A woman who lost her job after claiming people cannot change their biological sex insists her views are a “material reality,” an employment appeal tribunal has heard.
Maya Forstater’s contract was not renewed in March 2019 after she posted tweets opposing government proposals to reform the Gender Recognition Act to allow people to identify as the opposite sex. She reiterated her views that biological sex is “real, important, immutable, and not to be conflated with gender identity” through her QC on Tuesday.
Forstater said she was “concerned” children were being “encouraged” that it is possible to “change sex or simply to be a member of the opposite sex … at an early age.”
Harry Potter author JK Rowling previously came out in support of the claimant, tweeting: “Live your best life in peace and security.
“But force women out of their jobs for stating that sex is real?”
Forstater, who worked as a tax expert at the Centre for Global Development (CGD), an international think tank that campaigns against poverty and inequality, took her case to an employment tribunal on the grounds that her dismissal constituted discrimination against her beliefs.
But employment judge James Tayler previously dismissed her claim, saying her views are “absolutist in her view of sex.”
Ben Cooper QC, representing Forstater at the virtual employment appeal tribunal, said her views are “based on … fundamental scientific facts.”
Cooper said she claims, “Ignoring them or pretending they are not true is detrimental to an honest, just, and fair society, particularly upholding the rights of women. These beliefs do not involve any moral judgment and … do not deny the rights or status of trans people or their protection from discrimination. I’m concerned that children and young people are being encouraged to make these decisions at an early age and are being led to believe it is possible to change sex or simply to be a member of the opposite sex.”
Cooper added: “This is not a competition about who is treated worse or who is more offended by the other’s beliefs. We say, applying the correct test, there can be no doubt that the claimant’s beliefs do meet the relevant threshold to be worthy of respect in a democratic society. She accepts that [trans people] should be protected from discrimination.”

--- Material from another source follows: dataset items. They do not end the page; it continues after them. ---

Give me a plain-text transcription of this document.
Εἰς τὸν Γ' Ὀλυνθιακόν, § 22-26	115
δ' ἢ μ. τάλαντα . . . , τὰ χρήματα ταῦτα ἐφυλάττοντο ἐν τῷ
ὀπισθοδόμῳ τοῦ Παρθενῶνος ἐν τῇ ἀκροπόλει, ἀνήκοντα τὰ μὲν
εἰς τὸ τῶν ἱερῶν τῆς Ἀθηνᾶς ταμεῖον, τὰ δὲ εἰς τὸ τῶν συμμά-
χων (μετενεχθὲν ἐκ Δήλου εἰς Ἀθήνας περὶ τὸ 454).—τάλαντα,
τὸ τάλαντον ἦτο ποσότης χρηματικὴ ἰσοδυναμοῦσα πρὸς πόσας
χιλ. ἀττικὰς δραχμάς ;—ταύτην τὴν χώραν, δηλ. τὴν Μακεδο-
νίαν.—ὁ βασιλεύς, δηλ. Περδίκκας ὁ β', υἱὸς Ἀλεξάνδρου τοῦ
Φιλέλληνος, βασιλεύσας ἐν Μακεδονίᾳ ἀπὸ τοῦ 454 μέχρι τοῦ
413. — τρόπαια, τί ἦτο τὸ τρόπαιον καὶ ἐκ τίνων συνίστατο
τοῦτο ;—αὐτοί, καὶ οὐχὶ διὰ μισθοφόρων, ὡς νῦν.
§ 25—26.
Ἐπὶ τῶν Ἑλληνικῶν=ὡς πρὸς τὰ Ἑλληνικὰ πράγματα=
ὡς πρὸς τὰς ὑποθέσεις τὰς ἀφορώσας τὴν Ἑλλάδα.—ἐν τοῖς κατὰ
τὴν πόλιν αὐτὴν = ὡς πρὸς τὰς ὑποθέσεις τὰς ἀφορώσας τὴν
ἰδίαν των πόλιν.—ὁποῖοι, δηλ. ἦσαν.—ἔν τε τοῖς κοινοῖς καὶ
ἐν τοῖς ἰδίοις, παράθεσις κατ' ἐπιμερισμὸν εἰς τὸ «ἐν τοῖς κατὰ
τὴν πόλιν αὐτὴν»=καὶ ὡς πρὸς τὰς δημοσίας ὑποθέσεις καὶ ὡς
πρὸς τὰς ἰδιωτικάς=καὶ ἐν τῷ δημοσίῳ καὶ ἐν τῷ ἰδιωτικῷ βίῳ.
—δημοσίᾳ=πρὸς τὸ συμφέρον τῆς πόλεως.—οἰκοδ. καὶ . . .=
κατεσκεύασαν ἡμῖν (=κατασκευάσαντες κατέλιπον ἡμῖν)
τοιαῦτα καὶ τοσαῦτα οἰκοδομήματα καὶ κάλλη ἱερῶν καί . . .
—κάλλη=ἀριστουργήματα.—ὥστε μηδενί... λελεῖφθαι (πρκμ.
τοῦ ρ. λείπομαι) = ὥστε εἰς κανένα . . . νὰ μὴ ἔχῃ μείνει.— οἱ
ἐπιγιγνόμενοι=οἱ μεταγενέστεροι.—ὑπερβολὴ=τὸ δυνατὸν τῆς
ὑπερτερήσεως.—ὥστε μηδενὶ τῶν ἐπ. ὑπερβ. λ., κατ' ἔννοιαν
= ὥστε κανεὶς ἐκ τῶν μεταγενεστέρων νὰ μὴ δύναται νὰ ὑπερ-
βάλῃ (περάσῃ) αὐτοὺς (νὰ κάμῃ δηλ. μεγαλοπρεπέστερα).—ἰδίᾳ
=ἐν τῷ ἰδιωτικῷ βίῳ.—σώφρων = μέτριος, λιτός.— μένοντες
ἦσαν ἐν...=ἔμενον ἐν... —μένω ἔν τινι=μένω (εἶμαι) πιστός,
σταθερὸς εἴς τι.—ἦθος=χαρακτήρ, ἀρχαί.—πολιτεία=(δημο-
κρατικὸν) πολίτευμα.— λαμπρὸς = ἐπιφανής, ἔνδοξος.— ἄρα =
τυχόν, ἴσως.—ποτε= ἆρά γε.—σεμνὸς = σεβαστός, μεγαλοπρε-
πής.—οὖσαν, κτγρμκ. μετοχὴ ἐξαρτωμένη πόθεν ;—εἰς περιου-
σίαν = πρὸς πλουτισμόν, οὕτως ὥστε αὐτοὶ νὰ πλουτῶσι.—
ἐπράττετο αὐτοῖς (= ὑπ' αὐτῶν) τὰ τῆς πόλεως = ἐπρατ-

Cooper said Forstater “will use a person’s preferred pronouns” in most social situations but “where it is relevant, she believes it is important to be able to refer to someone’s biological sex.”
The lawyer continued: “The claimant’s belief is that being transgender is a different category of thing from sex. It is inherent in that belief that statements such as ‘woman means adult human female’ or ‘trans women are male’ are, for her, statements of neutral fact.”
Judge Tayler ruled against Forstater in a 26-page judgment in 2019, in which he said her views did “not have the protected characteristic of philosophical belief.”
He concluded Forstater was not entitled to ignore the legal rights of a transgender person and the “enormous pain that can be caused by misgendering a person.”
The dispute was seen as a test case on whether a “gender critical” view, a belief that there are only two biological sexes, is a protected “philosophical belief” under the 2010 Equality Act.
Forstater had argued, “framing the question of transgender inclusion as an argument that male people should be allowed into women’s spaces discounts women’s rights to privacy and is fundamentally illiberal [it is like forcing Jewish people to eat pork].”
In a statement released ahead of the appeal tribunal’s judgment, Amanda Glassman, the chief executive officer of CGD Europe and executive vice president of CGD, said: “Our view is that Judge Tayler was correct when he ruled that the claimant’s beliefs denied trans persons their legal rights while also causing them personal pain.
“We are hopeful that the Employment Appeal Tribunal will uphold the original ruling and look forward to moving on to the next case.”
The employment appeal tribunal, expected to last two days, continues.